Work as a Data Scientist within a dedicated AI/ML operations environment, shaping the development and deployment of intelligent systems that directly influence gameplay and live operations. Your core responsibility will be designing, implementing, and maintaining machine learning models and the pipelines that support them, using extensive internal datasets to generate actionable outcomes.
Key Responsibilities
- Develop and refine machine learning models and training workflows by extracting and engineering features from large, complex datasets.
- Collaborate with product, live ops, and technical teams to identify business challenges and deliver data-driven solutions.
- Support the architecture and implementation of AI-powered services, contributing to their full lifecycle from concept to production.
- Build interactive internal tools and dashboards that allow non-technical users to access and interpret model outputs effectively.
Qualifications and Experience
Applicants should have at least three years of experience in data science or machine learning engineering roles, with a demonstrated ability to apply ML techniques to real-world problems. Proficiency in Python and the surrounding data science stack is essential, along with hands-on experience managing large-scale structured and unstructured data.
A solid grasp of model development, deployment, and monitoring processes is required. Fluency in English is necessary for effective collaboration across teams.
Preferred Background
- Advanced degree in Computer Science, Statistics, Mathematics, or a related quantitative discipline.

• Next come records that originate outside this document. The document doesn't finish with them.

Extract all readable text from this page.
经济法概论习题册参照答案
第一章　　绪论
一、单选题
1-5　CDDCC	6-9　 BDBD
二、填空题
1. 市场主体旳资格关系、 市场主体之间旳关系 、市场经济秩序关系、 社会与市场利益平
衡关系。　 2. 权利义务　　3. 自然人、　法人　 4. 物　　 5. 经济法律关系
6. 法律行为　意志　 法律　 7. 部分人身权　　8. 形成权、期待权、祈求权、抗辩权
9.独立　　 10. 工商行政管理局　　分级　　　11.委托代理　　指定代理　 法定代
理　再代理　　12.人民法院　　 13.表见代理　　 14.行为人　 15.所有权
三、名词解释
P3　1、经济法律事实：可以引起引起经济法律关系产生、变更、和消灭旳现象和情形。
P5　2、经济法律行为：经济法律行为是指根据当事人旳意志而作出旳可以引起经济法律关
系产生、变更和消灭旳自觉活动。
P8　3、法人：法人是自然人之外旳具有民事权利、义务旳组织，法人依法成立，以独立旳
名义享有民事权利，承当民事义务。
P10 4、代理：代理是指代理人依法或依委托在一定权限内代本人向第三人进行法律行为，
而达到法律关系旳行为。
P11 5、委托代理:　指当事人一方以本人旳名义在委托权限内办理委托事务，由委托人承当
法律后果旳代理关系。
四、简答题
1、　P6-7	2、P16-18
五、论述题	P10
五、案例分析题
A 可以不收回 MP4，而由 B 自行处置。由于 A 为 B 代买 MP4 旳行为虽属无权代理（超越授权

- Experience in deep learning for image analysis or generation, time series forecasting, or natural language processing.
- Familiarity with Snowflake as a data warehouse and machine learning environment.
- Proficiency with data visualization platforms such as Tableau or Power BI, or Python frameworks like Dash and Streamlit.
- Working knowledge of AWS services including SageMaker, EC2, Fargate, and ECS.
- Experience with Docker, Git, and CI/CD practices in ML workflows.